Magically speaking, things were a different story. The arcana injection, if that’s what it was, had hit him hard. He’d made very little progress in clearing that out, and his soul well was strained to the point that it still hurt when he woke up. Since there was no way Nym could just not use magic if he expected to survive, he was in for an unpleasant few days while he healed up.

The last problem was that he was ravenous, but had no food on him. His pack was safely stored near the roof of the matriarch’s cave, far away from Cold Paw’s bottomless pit of a stomach. It was probably safe. Definitely.

Nym groaned. There had better be some food left when he got back.

There was nothing he could do about that now. Instead, he sat down and tried to cleanse the arcana poisoning in his body. Nym normally found this relatively easy, easy enough that he could do it in combat. The arcana the hive queen had hit him with was fighting him like nothing he’d ever experienced. He chipped away at it, but it didn’t want to break down.

All things considered, his best guess was that he’d had his first brush with third layer arcana. It was unfortunate that it was an arcana injection, but then again, an offensive third circle spell probably would have outright killed him. He was sure the arcana lodged in his body would break down given enough time, even if he did nothing to speed up the process.

It made it difficult to function, but when the sun came up, Nym forced himself to get back in the air and confirm the hive queen’s death. He found it easily enough, all of its massive length splayed out in the snow and ice, tore open in multiple places, and with its crystalline body no longer glinting in the light. The icy flesh was dull now, more mud colored than the natural ice around it.

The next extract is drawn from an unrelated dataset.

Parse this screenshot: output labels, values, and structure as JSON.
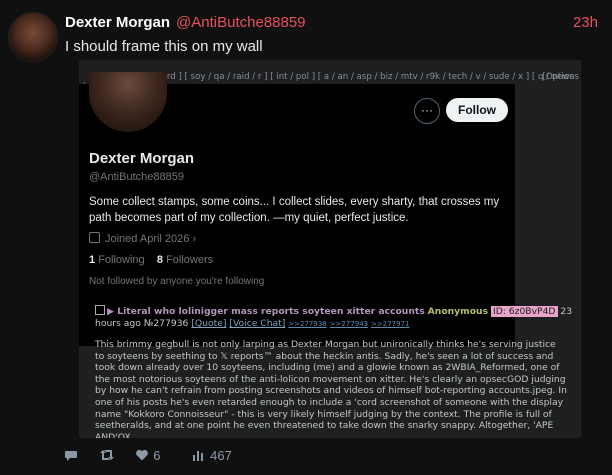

That was dead enough for him. Nym could still see a few worms crawling around the carcass, but he was in no condition to fight them. He flew off, still far slower than he wanted, and found his way back to the wolves’ den.

That was harder to find, but he knew approximately where it was and through some judicious use of scrying, he found the tunnels leading to it and dug his way down. He was met by three full-grown beasts all standing at alert when he entered the den, followed by a dozen excited pups that swarmed all over him.

Normally Nym would have been happy to be buried in a wolf pup avalanche, but as sore as he was, he had to escape their affections by flying overhead. That didn’t stop them from chasing after him, but when he approached the matriarch’s den, they gave up. She met him at the entrance and took in his condition at a single glance.

[It is done?]

“It is,” he said.

[Fine work, wolf’s friend. Come in and regale me with the tales of your victory.]